Sitting in bed last night and watching the Vancouver Olympics' opening ceremonies, I couldn’t help but feel a bit exasperated.  Don’t get me wrong, I’m sucker for the Olympics' opening act, and it was a great show.  The stagecraft was amazing.  But discordant too.  That’s because the second third of the ceremony (after all the athletes had entered and a forgettable musical number) was an homage to Canada’s natural wonders.  Ice floes were recreated, three dimensional killer whales swam through the stadium, trees grew out of the stage and reached into the sky…all accompanied by nature-loving dancers and musical numbers.  Sadly, there’s no video available, but you can see what I’m talking about here.

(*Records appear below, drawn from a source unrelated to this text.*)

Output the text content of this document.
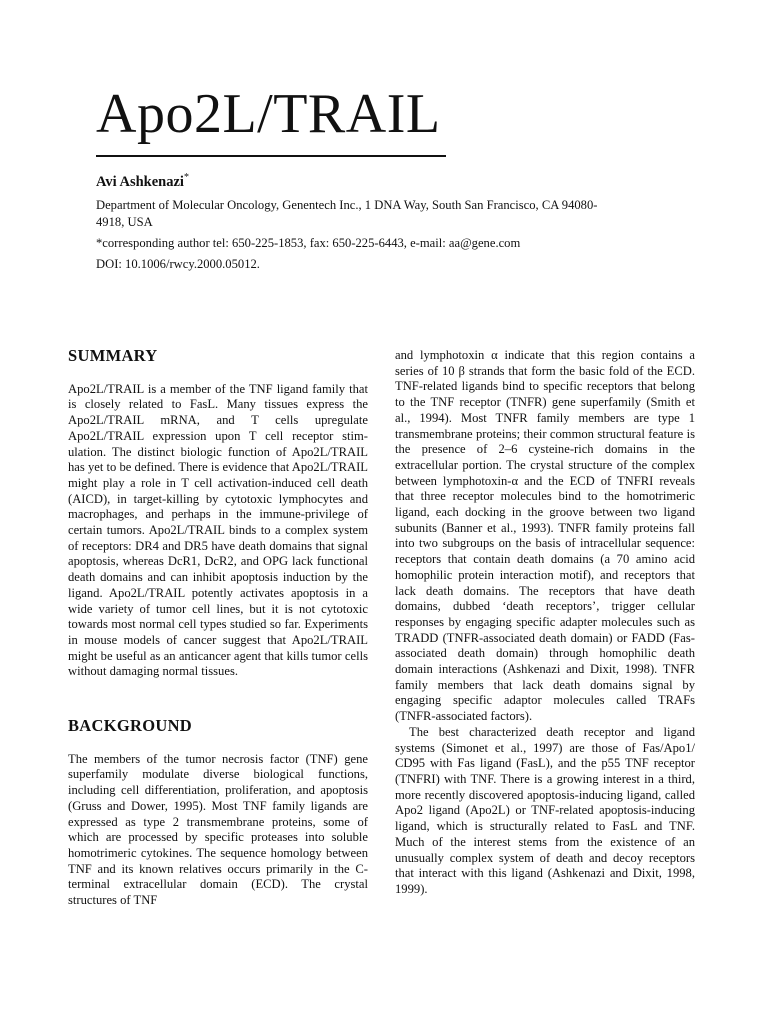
Apo2L/TRAIL

Avi Ashkenazi*

Department of Molecular Oncology, Genentech Inc., 1 DNA Way, South San Francisco, CA 94080-4918, USA

*corresponding author tel: 650-225-1853, fax: 650-225-6443, e-mail: aa@gene.com

DOI: 10.1006/rwcy.2000.05012.

SUMMARY

Apo2L/TRAIL is a member of the TNF ligand family that is closely related to FasL. Many tissues express the Apo2L/TRAIL mRNA, and T cells upregulate Apo2L/TRAIL expression upon T cell receptor stimulation. The distinct biologic function of Apo2L/​TRAIL has yet to be defined. There is evidence that Apo2L/TRAIL might play a role in T cell activation-​induced cell death (AICD), in target-killing by cytotoxic lymphocytes and macrophages, and perhaps in the immune-privilege of certain tumors. Apo2L/​TRAIL binds to a complex system of receptors: DR4 and DR5 have death domains that signal apoptosis, whereas DcR1, DcR2, and OPG lack functional death domains and can inhibit apoptosis induction by the ligand. Apo2L/TRAIL potently activates apoptosis in a wide variety of tumor cell lines, but it is not cytotoxic towards most normal cell types studied so far. Experiments in mouse models of cancer suggest that Apo2L/TRAIL might be useful as an anticancer agent that kills tumor cells without damaging normal tissues.

BACKGROUND

The members of the tumor necrosis factor (TNF) gene superfamily modulate diverse biological functions, including cell differentiation, proliferation, and apoptosis (Gruss and Dower, 1995). Most TNF family ligands are expressed as type 2 transmembrane proteins, some of which are processed by specific proteases into soluble homotrimeric cytokines. The sequence homology between TNF and its known relatives occurs primarily in the C-terminal extracellular domain (ECD). The crystal structures of TNF

and lymphotoxin α indicate that this region contains a series of 10 β strands that form the basic fold of the ECD. TNF-related ligands bind to specific receptors that belong to the TNF receptor (TNFR) gene superfamily (Smith et al., 1994). Most TNFR family members are type 1 transmembrane proteins; their common structural feature is the presence of 2–6 cysteine-rich domains in the extracellular portion. The crystal structure of the complex between lymphotoxin-α and the ECD of TNFRI reveals that three receptor molecules bind to the homotrimeric ligand, each docking in the groove between two ligand subunits (Banner et al., 1993). TNFR family proteins fall into two subgroups on the basis of intracellular sequence: receptors that contain death domains (a 70 amino acid homophilic protein interaction motif), and receptors that lack death domains. The receptors that have death domains, dubbed ‘death receptors’, trigger cellular responses by engaging specific adapter molecules such as TRADD (TNFR-associated death domain) or FADD (Fas-​associated death domain) through homophilic death domain interactions (Ashkenazi and Dixit, 1998). TNFR family members that lack death domains signal by engaging specific adaptor molecules called TRAFs (TNFR-associated factors).

The best characterized death receptor and ligand systems (Simonet et al., 1997) are those of Fas/Apo1/​CD95 with Fas ligand (FasL), and the p55 TNF receptor (TNFRI) with TNF. There is a growing interest in a third, more recently discovered apoptosis-inducing ligand, called Apo2 ligand (Apo2L) or TNF-related apoptosis-inducing ligand, which is structurally related to FasL and TNF. Much of the interest stems from the existence of an unusually complex system of death and decoy receptors that interact with this ligand (Ashkenazi and Dixit, 1998, 1999).
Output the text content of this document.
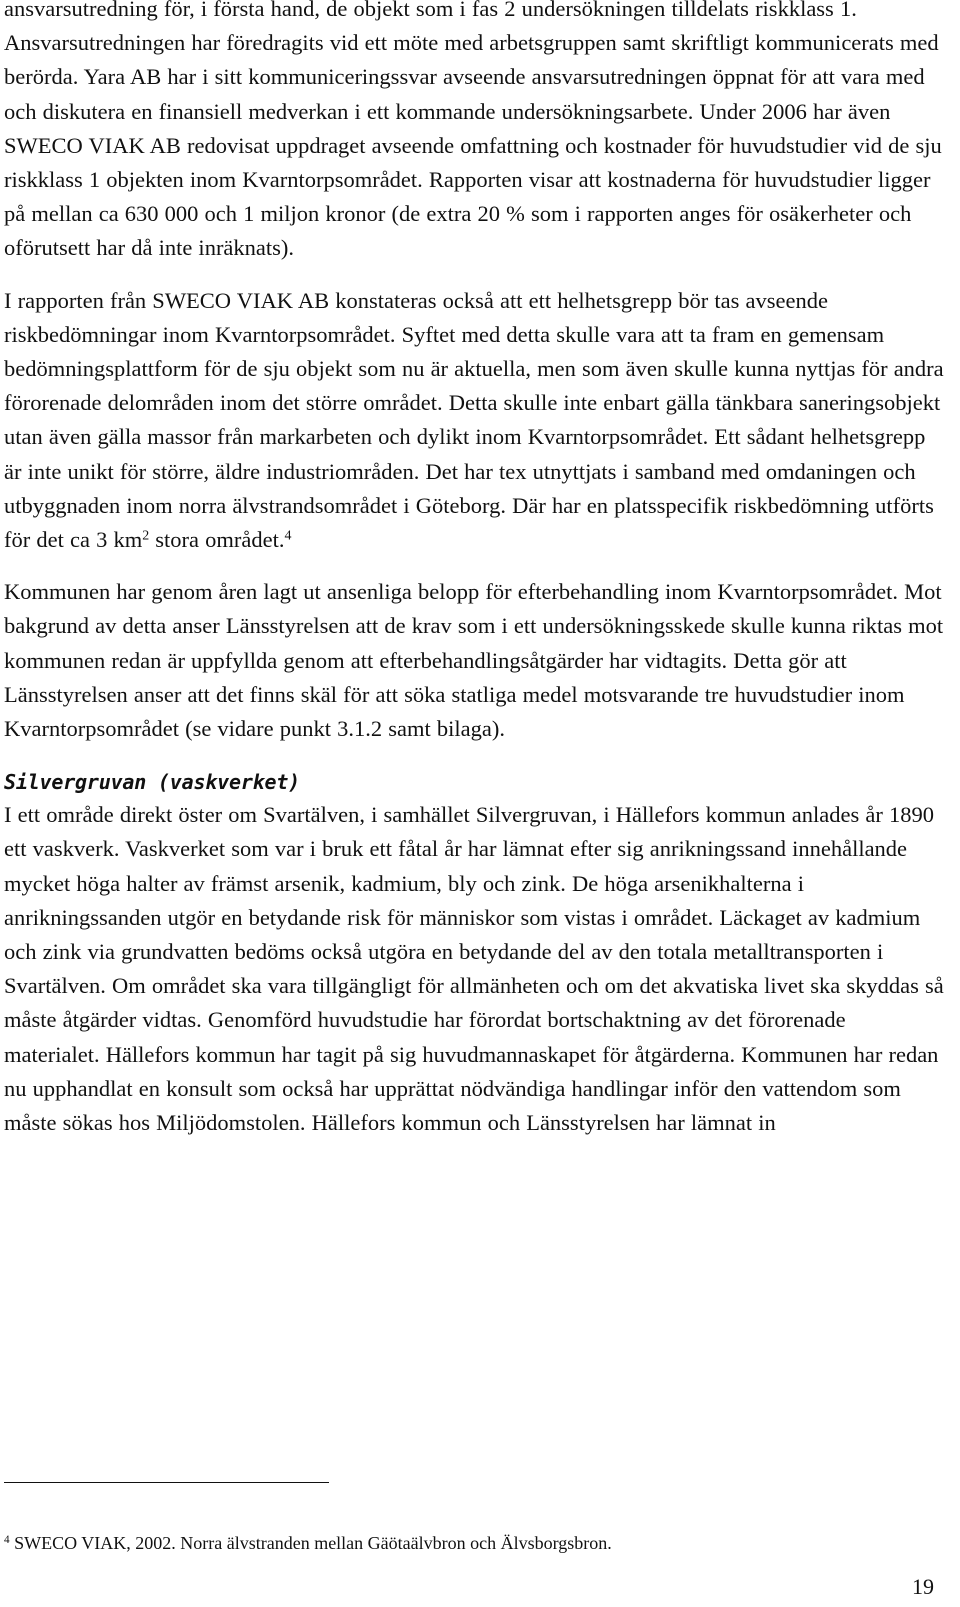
ansvarsutredning för, i första hand, de objekt som i fas 2 undersökningen tilldelats riskklass 1. Ansvarsutredningen har föredragits vid ett möte med arbetsgruppen samt skriftligt kommunicerats med berörda. Yara AB har i sitt kommuniceringssvar avseende ansvarsutredningen öppnat för att vara med och diskutera en finansiell medverkan i ett kommande undersökningsarbete. Under 2006 har även SWECO VIAK AB redovisat uppdraget avseende omfattning och kostnader för huvudstudier vid de sju riskklass 1 objekten inom Kvarntorpsområdet. Rapporten visar att kostnaderna för huvudstudier ligger på mellan ca 630 000 och 1 miljon kronor (de extra 20 % som i rapporten anges för osäkerheter och oförutsett har då inte inräknats).

I rapporten från SWECO VIAK AB konstateras också att ett helhetsgrepp bör tas avseende riskbedömningar inom Kvarntorpsområdet. Syftet med detta skulle vara att ta fram en gemensam bedömningsplattform för de sju objekt som nu är aktuella, men som även skulle kunna nyttjas för andra förorenade delområden inom det större området. Detta skulle inte enbart gälla tänkbara saneringsobjekt utan även gälla massor från markarbeten och dylikt inom Kvarntorpsområdet. Ett sådant helhetsgrepp är inte unikt för större, äldre industriområden. Det har tex utnyttjats i samband med omdaningen och utbyggnaden inom norra älvstrandsområdet i Göteborg. Där har en platsspecifik riskbedömning utförts för det ca 3 $km^2$ stora området.$^4$

Kommunen har genom åren lagt ut ansenliga belopp för efterbehandling inom Kvarntorpsområdet. Mot bakgrund av detta anser Länsstyrelsen att de krav som i ett undersökningsskede skulle kunna riktas mot kommunen redan är uppfyllda genom att efterbehandlingsåtgärder har vidtagits. Detta gör att Länsstyrelsen anser att det finns skäl för att söka statliga medel motsvarande tre huvudstudier inom Kvarntorpsområdet (se vidare punkt 3.1.2 samt bilaga).

Silvergruvan (vaskverket)

I ett område direkt öster om Svartälven, i samhället Silvergruvan, i Hällefors kommun anlades år 1890 ett vaskverk. Vaskverket som var i bruk ett fåtal år har lämnat efter sig anrikningssand innehållande mycket höga halter av främst arsenik, kadmium, bly och zink. De höga arsenikhalterna i anrikningssanden utgör en betydande risk för människor som vistas i området. Läckaget av kadmium och zink via grundvatten bedöms också utgöra en betydande del av den totala metalltransporten i Svartälven. Om området ska vara tillgängligt för allmänheten och om det akvatiska livet ska skyddas så måste åtgärder vidtas. Genomförd huvudstudie har förordat bortschaktning av det förorenade materialet. Hällefors kommun har tagit på sig huvudmannaskapet för åtgärderna. Kommunen har redan nu upphandlat en konsult som också har upprättat nödvändiga handlingar inför den vattendom som måste sökas hos Miljödomstolen. Hällefors kommun och Länsstyrelsen har lämnat in

$^4$ SWECO VIAK, 2002. Norra älvstranden mellan Gäötaälvbron och Älvsborgsbron.

19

So, what’s the problem?  Well, Canada.  Despite its progressive image (the leaf helps, I think), Canada is more like a rapacious petro-State than a responsible environmental actor.  Among the lowlights:

  • Canada continues to allow the widespread and often unsustainable hunting of its marine mammal including, most notably, polar bears.  The country’s own Species at Risk Act is of little help, as its process is mired down in politics and often driven by economic considerations rather than sound science.  Canada is the only commercial exporter of polar bear parts (rugs, boots, etc.) and is fiercely fighting efforts to end the bear trade.
  • And those beautiful trees in the opening ceremony?  It doesn’t help much that Canada is destroying vast swaths of its boreal forests to extract tar sands oil—a form of heavy crude that’s going to be piped to the Midwest for refining (creating more pollution here).  Extraction and processing of tar sands oil releases three times as much global warming gasses as conventional oil. 
  • Speaking of global warming, Canada hasn’t exactly been a responsible actor on that stage, either.  Just this month it submitted global warming pollution reduction targets to the international community and became the only developed country to date that has said it will increase its greenhouse gas pollution over 1990 levels.

So when you see that Maple Leaf flying, think twice.  Canada has a lot of things to admire (not least among them Neil Young). But natural resource protection?  Not so much.